1. Introduction
Numerous observational studies (Wurman and Winslow 1998; Morrison et al. 2005; Lorsolo et al. 2008; Zhang et al. 2008; Ellis and Businger 2010) indicate that roll vortices (rolls), which are coherent kilometer-scale eddies roughly aligned in the hurricane tangential wind direction, frequently occur in the hurricane boundary layer (HBL). These eddies significantly contribute to the vertical transports of momentum and entropy in the HBL (e.g., Zhang et al. 2008) and may have an important impact on the hurricane structure and intensity (Gao and Ginis 2016; Gao et al. 2017). Studies focusing on the formation mechanisms of rolls [e.g., analytical study: Foster (2005); two-dimensional model: Gao and Ginis (2014, hereafter GG14, 2016); large-eddy simulations: Nakanishi and Niino (2012) and Wang and Jiang (2017)] are generally in agreement that the rolls in the HBL are generated by the inflection-point instability associated with the vertical distribution of the hurricane radial wind. Particularly, GG14 suggested that the roll growth rate depends on the magnitude of radial wind shear and the roll horizontal wavelength depends on the height of the shear layer. All these previous studies focused on the rolls under a stationary and axisymmetric hurricane. The effect of the hurricane wind asymmetry induced by the storm movement on the roll formation remains unknown. In this study, we explore for the first time the characteristics of linear-phase rolls under a moving hurricane in a numerical model. The term “linear phase” refers to the period when the roll velocities grow exponentially with time but remain at least one order smaller than the mean winds, and thus, the nonlinear terms in their governing equations are negligible. Similar to GG14, this study focuses on understanding how the mean flow affects the roll characteristics, which constitutes a necessary step toward understanding how the rolls affect the mean flow once they enter the nonlinear phase (Gao and Ginis 2016). Our main objective in this study is to understand how the asymmetric radial wind structure in the HBL affects the spatial scale and growth rate of rolls.
2. Method
Similar to Kepert and Wang (2001), we adopt a translating coordinate system: the mesh moves at the same speed as the hurricane so that the hurricane is stationary relative to the mesh (the storm center is the origin of the x and y coordinates). The wind at the top boundary (set to the 3-km height) and the pressure gradients in (1) and (2) throughout the entire column are prescribed. The wind field at the top boundary consists of two components: a spatially uniform environmental flow (i.e., the storm translation speed), denoted by Ug (subscript g stands for geostrophic), and the axisymmetric hurricane tangential wind field. The pressure gradient terms, which are held fixed in time and vertically uniform, are obtained by solving the balanced equations in (1) and (2) without considering the vertical advection and turbulent diffusion terms.
Two experiments are conducted. The storm moves westward at a constant speed of 5 m s−1 (Ug = −5 m s−1) in experiment MOVE and remains stationary in experiment STAT (Ug = 0 m s−1). All other parameters are identical. The HBL model domain is set to 1000 km wide in both the x and y directions with a 10-km horizontal and a 30-m vertical grid spacing. In both experiments, the Holland (1980) parametric wind model is used to specify the hurricane tangential wind at the top boundary. As in GG14, the hurricane wind reaches a maximum value of 39 m s−1 at a radius of 40 km, and the parameter B is set to 1.3.

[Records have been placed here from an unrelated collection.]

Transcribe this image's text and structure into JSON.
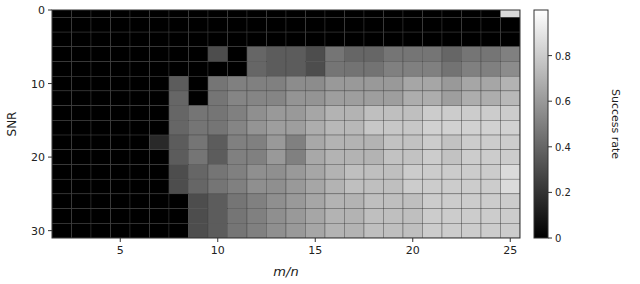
{
  "chart_data": {
    "type": "heatmap",
    "xlabel": "m/n",
    "ylabel": "SNR",
    "colorbar_label": "Success rate",
    "x": [
      2,
      3,
      4,
      5,
      6,
      7,
      8,
      9,
      10,
      11,
      12,
      13,
      14,
      15,
      16,
      17,
      18,
      19,
      20,
      21,
      22,
      23,
      24,
      25
    ],
    "y": [
      0,
      2,
      4,
      6,
      8,
      10,
      12,
      14,
      16,
      18,
      20,
      22,
      24,
      26,
      28,
      30
    ],
    "xlim": [
      1.5,
      25.5
    ],
    "ylim": [
      31,
      0
    ],
    "xticks": [
      5,
      10,
      15,
      20,
      25
    ],
    "yticks": [
      0,
      10,
      20,
      30
    ],
    "grid": true,
    "color_range": [
      0.0,
      1.0
    ],
    "color_ticks": [
      0,
      0.2,
      0.4,
      0.6,
      0.8
    ],
    "values": [
      [
        0.0,
        0.0,
        0.0,
        0.0,
        0.0,
        0.0,
        0.0,
        0.0,
        0.0,
        0.0,
        0.0,
        0.0,
        0.0,
        0.0,
        0.0,
        0.0,
        0.0,
        0.0,
        0.0,
        0.0,
        0.0,
        0.0,
        0.0,
        0.85
      ],
      [
        0.0,
        0.0,
        0.0,
        0.0,
        0.0,
        0.0,
        0.0,
        0.0,
        0.0,
        0.0,
        0.0,
        0.0,
        0.0,
        0.0,
        0.0,
        0.0,
        0.0,
        0.0,
        0.0,
        0.0,
        0.0,
        0.0,
        0.0,
        0.0
      ],
      [
        0.0,
        0.0,
        0.0,
        0.0,
        0.0,
        0.0,
        0.0,
        0.0,
        0.0,
        0.0,
        0.0,
        0.0,
        0.0,
        0.0,
        0.0,
        0.0,
        0.0,
        0.0,
        0.0,
        0.0,
        0.0,
        0.0,
        0.0,
        0.0
      ],
      [
        0.0,
        0.0,
        0.0,
        0.0,
        0.0,
        0.0,
        0.0,
        0.0,
        0.3,
        0.0,
        0.4,
        0.36,
        0.36,
        0.3,
        0.46,
        0.4,
        0.4,
        0.46,
        0.46,
        0.46,
        0.4,
        0.46,
        0.46,
        0.5
      ],
      [
        0.0,
        0.0,
        0.0,
        0.0,
        0.0,
        0.0,
        0.0,
        0.0,
        0.0,
        0.0,
        0.4,
        0.36,
        0.36,
        0.3,
        0.46,
        0.45,
        0.45,
        0.5,
        0.5,
        0.5,
        0.45,
        0.5,
        0.5,
        0.55
      ],
      [
        0.0,
        0.0,
        0.0,
        0.0,
        0.0,
        0.0,
        0.36,
        0.0,
        0.46,
        0.5,
        0.5,
        0.5,
        0.55,
        0.55,
        0.6,
        0.6,
        0.6,
        0.6,
        0.65,
        0.65,
        0.6,
        0.65,
        0.65,
        0.7
      ],
      [
        0.0,
        0.0,
        0.0,
        0.0,
        0.0,
        0.0,
        0.4,
        0.0,
        0.46,
        0.52,
        0.52,
        0.52,
        0.58,
        0.58,
        0.62,
        0.62,
        0.62,
        0.62,
        0.68,
        0.68,
        0.62,
        0.68,
        0.68,
        0.72
      ],
      [
        0.0,
        0.0,
        0.0,
        0.0,
        0.0,
        0.0,
        0.4,
        0.46,
        0.46,
        0.5,
        0.56,
        0.6,
        0.6,
        0.65,
        0.7,
        0.7,
        0.75,
        0.75,
        0.75,
        0.8,
        0.8,
        0.8,
        0.8,
        0.8
      ],
      [
        0.0,
        0.0,
        0.0,
        0.0,
        0.0,
        0.0,
        0.4,
        0.46,
        0.46,
        0.52,
        0.58,
        0.62,
        0.62,
        0.68,
        0.72,
        0.72,
        0.78,
        0.78,
        0.78,
        0.82,
        0.82,
        0.82,
        0.82,
        0.82
      ],
      [
        0.0,
        0.0,
        0.0,
        0.0,
        0.0,
        0.16,
        0.36,
        0.46,
        0.36,
        0.5,
        0.5,
        0.6,
        0.5,
        0.66,
        0.7,
        0.7,
        0.7,
        0.76,
        0.76,
        0.8,
        0.76,
        0.8,
        0.8,
        0.8
      ],
      [
        0.0,
        0.0,
        0.0,
        0.0,
        0.0,
        0.0,
        0.36,
        0.46,
        0.36,
        0.5,
        0.5,
        0.6,
        0.5,
        0.66,
        0.7,
        0.7,
        0.7,
        0.76,
        0.76,
        0.8,
        0.76,
        0.8,
        0.8,
        0.8
      ],
      [
        0.0,
        0.0,
        0.0,
        0.0,
        0.0,
        0.0,
        0.3,
        0.4,
        0.46,
        0.5,
        0.56,
        0.56,
        0.6,
        0.65,
        0.7,
        0.75,
        0.75,
        0.75,
        0.8,
        0.8,
        0.8,
        0.8,
        0.8,
        0.86
      ],
      [
        0.0,
        0.0,
        0.0,
        0.0,
        0.0,
        0.0,
        0.3,
        0.4,
        0.46,
        0.5,
        0.56,
        0.56,
        0.6,
        0.65,
        0.7,
        0.75,
        0.75,
        0.75,
        0.8,
        0.8,
        0.8,
        0.8,
        0.8,
        0.86
      ],
      [
        0.0,
        0.0,
        0.0,
        0.0,
        0.0,
        0.0,
        0.0,
        0.3,
        0.36,
        0.46,
        0.5,
        0.56,
        0.6,
        0.65,
        0.7,
        0.7,
        0.75,
        0.75,
        0.75,
        0.8,
        0.8,
        0.8,
        0.8,
        0.8
      ],
      [
        0.0,
        0.0,
        0.0,
        0.0,
        0.0,
        0.0,
        0.0,
        0.3,
        0.36,
        0.46,
        0.5,
        0.56,
        0.6,
        0.65,
        0.7,
        0.7,
        0.75,
        0.75,
        0.75,
        0.8,
        0.8,
        0.8,
        0.8,
        0.8
      ],
      [
        0.0,
        0.0,
        0.0,
        0.0,
        0.0,
        0.0,
        0.0,
        0.3,
        0.36,
        0.46,
        0.5,
        0.56,
        0.6,
        0.65,
        0.7,
        0.7,
        0.75,
        0.75,
        0.75,
        0.8,
        0.8,
        0.8,
        0.8,
        0.8
      ]
    ]
  }
}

In each experiment, the 3D HBL model is initialized with vertically uniform wind and run for 24 h to obtain a well-adjusted steady-state wind field. We then embed the linear SRM into the 3D HBL model at every horizontal grid point within an annular area between 40- and 100-km radii. The SRM is not embedded within radius of maximum wind (RMW) because the assumption that the mean-flow profiles are horizontally uniform within the SRM domain (GG14) may not be valid at small radii. The configuration of the linear SRM is identical to GG14 (see their sections 2c and 2d). For simplicity, the 2D SRM mesh is positioned perpendicular to the storm-relative tangential wind at each selected grid point. Also for simplicity, we assume the HBL is neutrally stratified and thus exclude the effect of stratification on rolls in this study.
3. Results
a. Characteristics of linear-phase rolls
Figure 1 shows the steady-state storm-relative (total minus Ug) wind in the HBL from experiment MOVE. The storm movement causes stronger (weaker) surface friction on the right (left) side of the storm, which leads to an asymmetry in the wind field. The near-surface radial and tangential wind distributions (Figs. 1a,b) are consistent with those in previous studies using linear (Kepert 2001; see his Fig. 3) and nonlinear (Kepert and Wang 2001; see their Fig. 10) HBL models. The asymmetric wind components (Figs. 1c–f) are calculated by subtracting the azimuthal-averaged components from the total. The asymmetric components are dominated by the wavenumber-1 structure, which rotates anticyclonically and decays in magnitude with height, consistent with the characteristics of the frictionally stalled inertia wave identified by Kepert (2001).
We next examine the characteristics of rolls from experiment MOVE with a focus on their horizontal wavelength (an indicator of their spatial scale) and growth rate (an indicator of their efficiency in extracting the kinetic energy from the mean shear).2 GG14 indicated that the rolls gain kinetic energy (KE) from the positive radial wind shear during their formation. In this study, we define the shear-layer depth as the thickness of the near-surface layer with positive radial wind shear and use the maximum radial wind shear as a measure of the shear magnitude (see Fig. 4b for representative radial wind shear profiles).3 Storm movement causes significant asymmetry in the horizontal distribution of roll wavelength, with larger wavelengths in the front of the storm (Fig. 2a) where the shear-layer depths are generally larger (Fig. 2b). Although the asymmetric pattern of roll wavelength does not match perfectly with the shear-layer depth, the result here suggests that the spatial scale of rolls is largely determined by the shear-layer depth, consistent with the finding of GG14 in the axisymmetric HBL. However, the roll growth rate (Fig. 2c) is not as well correlated with the magnitude of radial wind shear (Fig. 2d) as seen in the axisymmetric HBL experiment (GG14). The magnitude of radial wind shear has an apparent front–rear asymmetric pattern; however, the roll growth rate does not. This indicates that besides the magnitude of the radial wind shear, there are possibly other factors affecting the roll growth rate.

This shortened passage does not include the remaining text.